5. **Add error handling.** Generate an `ApiError` class:
   ```typescript
   export class ApiError extends Error {
     status: number;
     code: string;
     details?: unknown;
   }
   ```

6. **Add convenience features:**
   - Request/response interceptors (for logging, token refresh, etc.)
   - Configurable timeout per request
   - Abort controller support for cancellation
   - Optional retry with exponential backoff for 5xx errors

7. **Generate an index file** that re-exports everything:
   ```typescript
   export { ApiClient } from './api-client';
   export type { ApiClientConfig } from './api-client';
   export { ApiError } from './errors';
   export * from './types';
   ```

8. **Write all files** to a `generated-sdk/` directory in the project root.

## Rules

- Method names should follow a consistent pattern: `${verb}${Resource}` (e.g., `getUser`, `createPost`, `deleteComment`).
- Use `fetch` as the HTTP client — no external dependencies.
- All generated code must be valid TypeScript with strict mode enabled.
- Include JSDoc comments on every public method with the endpoint path and a brief description.
- If the API has pagination, generate a helper method that auto-paginates and yields all results.
- Mark the generated files with a header comment: `// This file is auto-generated by SDK Generator. Do not edit manually.`

How It Works

This skill eliminates the tedious, error-prone work of manually writing API client code. Every time a backend developer adds an endpoint, frontend developers must write fetch calls with the right URL, method, headers, and type assertions. An SDK generator automates this entirely, and because it reads the actual route handlers (not just documentation), the types are guaranteed to match the implementation.

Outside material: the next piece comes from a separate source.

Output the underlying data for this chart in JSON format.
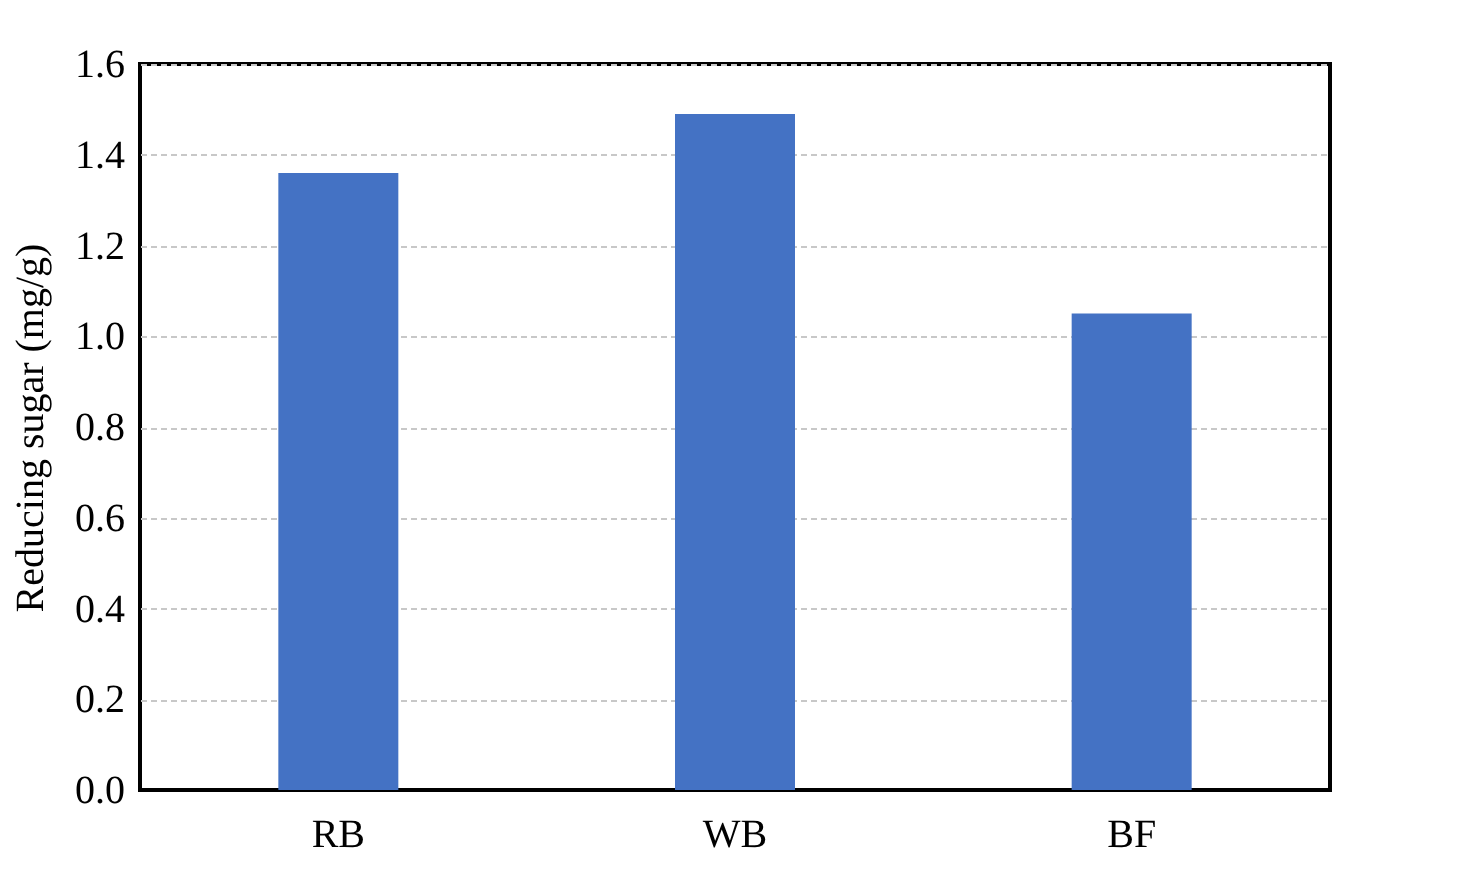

The zero-dependency approach — using native `fetch` instead of axios or got — means the generated SDK works in any JavaScript environment: browsers, Node.js, Deno, edge runtimes. This is a deliberate architectural choice that maximizes portability.

The interceptors and retry logic elevate the output from a simple HTTP wrapper to a production-grade client. Token refresh interceptors, for example, let consumers handle auth transparently. The abort controller support enables proper cleanup in React components — a detail that hand-written fetch calls often miss, leading to the infamous "can't update state on an unmounted component" warning.